= Mooi! Weer De Leeuw =

Dutch television show

Mooi! Weer De Leeuw (Dutch: "Great! De Leeuw Again") is a Dutch television show hosted by Paul de Leeuw from 2005 to 2009. The programme was produced by VARA, one of the contributors to the Dutch public broadcasting group Netherlands Public Broadcasting.

Broadcast weekly on Saturday evenings, the programme consisted of surprising audience members by fulfilling wishes sent in by their family or friends, celebrity interviews and various performances. The show had a distinctive, quirky feel based upon the personal comedy and tastes of De Leeuw, including performances by Arijan van Bavel portraying his character "Adje". The show had its own small band, led by Cor Bakker, and also featured national and international acts, such as Son de Sol, Kylie Minogue, Lionel Richie, Robbie Williams, Lady Gaga and Adele, who usually performed live in the show in addition to being interviewed. In most cases these acts were supported by the show's house band.
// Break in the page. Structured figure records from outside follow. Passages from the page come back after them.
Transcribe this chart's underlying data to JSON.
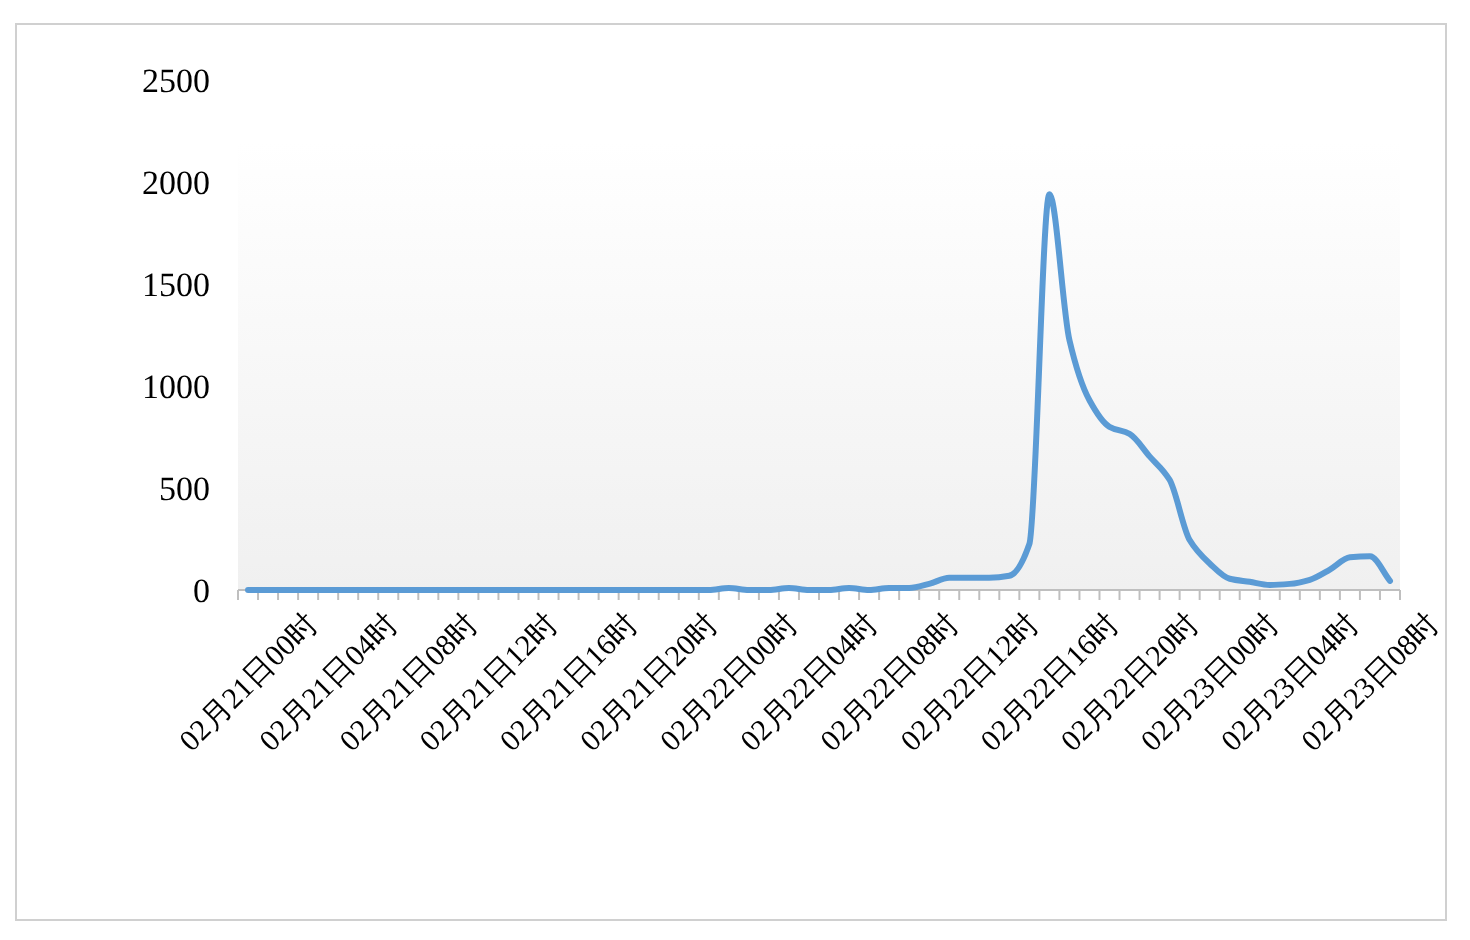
{
  "chart_data": {
    "type": "line",
    "categories": [
      "02月21日00时",
      null,
      null,
      null,
      "02月21日04时",
      null,
      null,
      null,
      "02月21日08时",
      null,
      null,
      null,
      "02月21日12时",
      null,
      null,
      null,
      "02月21日16时",
      null,
      null,
      null,
      "02月21日20时",
      null,
      null,
      null,
      "02月22日00时",
      null,
      null,
      null,
      "02月22日04时",
      null,
      null,
      null,
      "02月22日08时",
      null,
      null,
      null,
      "02月22日12时",
      null,
      null,
      null,
      "02月22日16时",
      null,
      null,
      null,
      "02月22日20时",
      null,
      null,
      null,
      "02月23日00时",
      null,
      null,
      null,
      "02月23日04时",
      null,
      null,
      null,
      "02月23日08时",
      null
    ],
    "series": [
      {
        "color": "#5b9bd5",
        "values": [
          0,
          0,
          0,
          0,
          0,
          0,
          0,
          0,
          0,
          0,
          0,
          0,
          0,
          0,
          0,
          0,
          0,
          0,
          0,
          0,
          0,
          0,
          0,
          0,
          10,
          0,
          0,
          10,
          0,
          0,
          10,
          0,
          10,
          10,
          30,
          60,
          60,
          60,
          70,
          225,
          1940,
          1225,
          930,
          800,
          765,
          655,
          540,
          245,
          130,
          55,
          40,
          25,
          30,
          50,
          100,
          160,
          165,
          45
        ]
      }
    ],
    "ylim": [
      0,
      2500
    ],
    "yticks": [
      0,
      500,
      1000,
      1500,
      2000,
      2500
    ],
    "grid": false,
    "marker": "none",
    "line_style": "solid"
  }
}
Mooi! Weer De Leeuw is probably best known internationally for its appearance in the Eurovision Song Contest 2006, where De Leeuw gave the results of the Dutch televote from the programme's studio (the show was usually broadcast during the time period occupied by Eurovision). De Leeuw, who is openly homosexual, flirted with the male presenter Sakis Rouvas and gave out his supposed mobile phone number. The exchange was broadcast to hundreds of millions of viewers and earned De Leeuw criticism from several of the event's commentators, some of whom refused to translate it.

The programme was broadcast in the Netherlands on Nederland 1 and was simulcast on the international Dutch-language channel BVN.

After the show's conclusion in 2009, De Leeuw continued presenting a new show, Lieve Paul (Dear Paul), which has a similar concept but focuses on answering audience members' questions instead of fulfilling their wishes.